Par ordonnance du 21 novembre 2017, la clôture d'instruction a été fixée au 6 décembre 2017.
Vu les autres pièces du dossier.
Vu :
- le code du commerce ;
- le code de l'urbanisme ;
- le code de justice administrative.
Les parties ont été régulièrement averties du jour de l'audience.
Ont été entendus au cours de l'audience publique :
- le rapport de M. Laubriat, premier conseiller,
- les conclusions de M. Favret, rapporteur public,
- et les observations de MeA..., pour la société Arbois-Dis, ainsi que celles de Me B..., pour la société AEG Schiever et Fils.

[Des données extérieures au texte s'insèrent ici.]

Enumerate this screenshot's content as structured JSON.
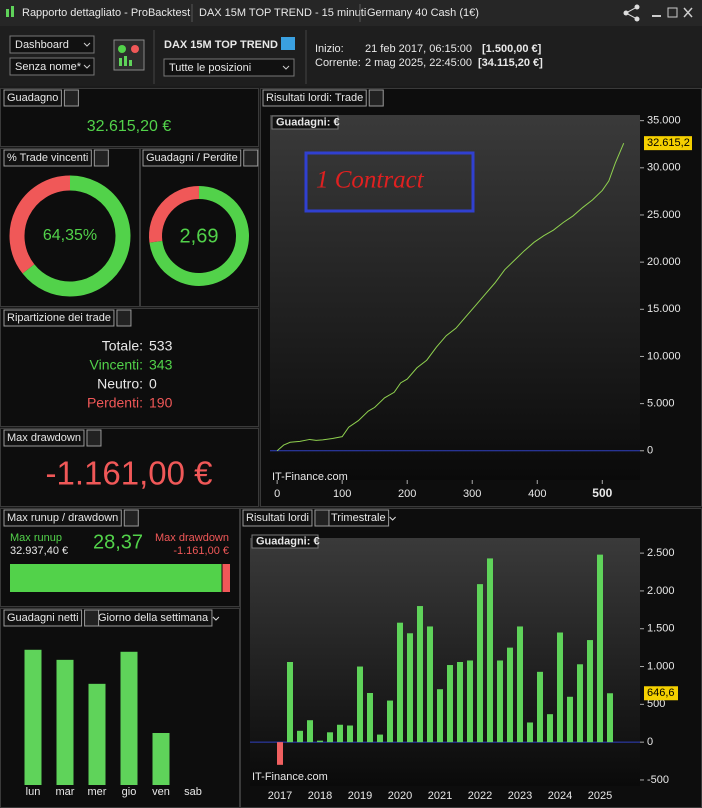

Une note en délibéré présentée par la société Arbois-Dis a été enregistrée le 14 février 2018.
Considérant ce qui suit :
1. Par une demande déposée en mairie d'Arbois le 3 juin 2016, la SA Anciens Etablissements Georges Schiever et Fils (AEG Schiever et fils) a sollicité la délivrance d'un permis de construire valant autorisation d'exploitation commerciale en vue du transfert du supermarché qu'elle exploitait jusqu'alors dans cette ville, route de Besançon, dans un bâtiment à construire sur un terrain contigu et de la réhabilitation de l'ancien supermarché afin d'y créer un magasin spécialisé dans le bricolage. La commission départementale d'aménagement commercial du Jura a émis un avis favorable sur ce projet le 21 juillet 2016. La Commission nationale d'aménagement commercial (CNAC), saisie sur recours de la société Arbois-Dis, qui exploite à Arbois un supermarché sous l'enseigne U, a également émis un avis favorable le 27 octobre 2016. Par un arrêté du 2 décembre 2016, le maire d'Arbois a délivré à la société AEG Schiever et fils le permis de construire sollicité. La société Arbois-Dis demande l'annulation de ce permis.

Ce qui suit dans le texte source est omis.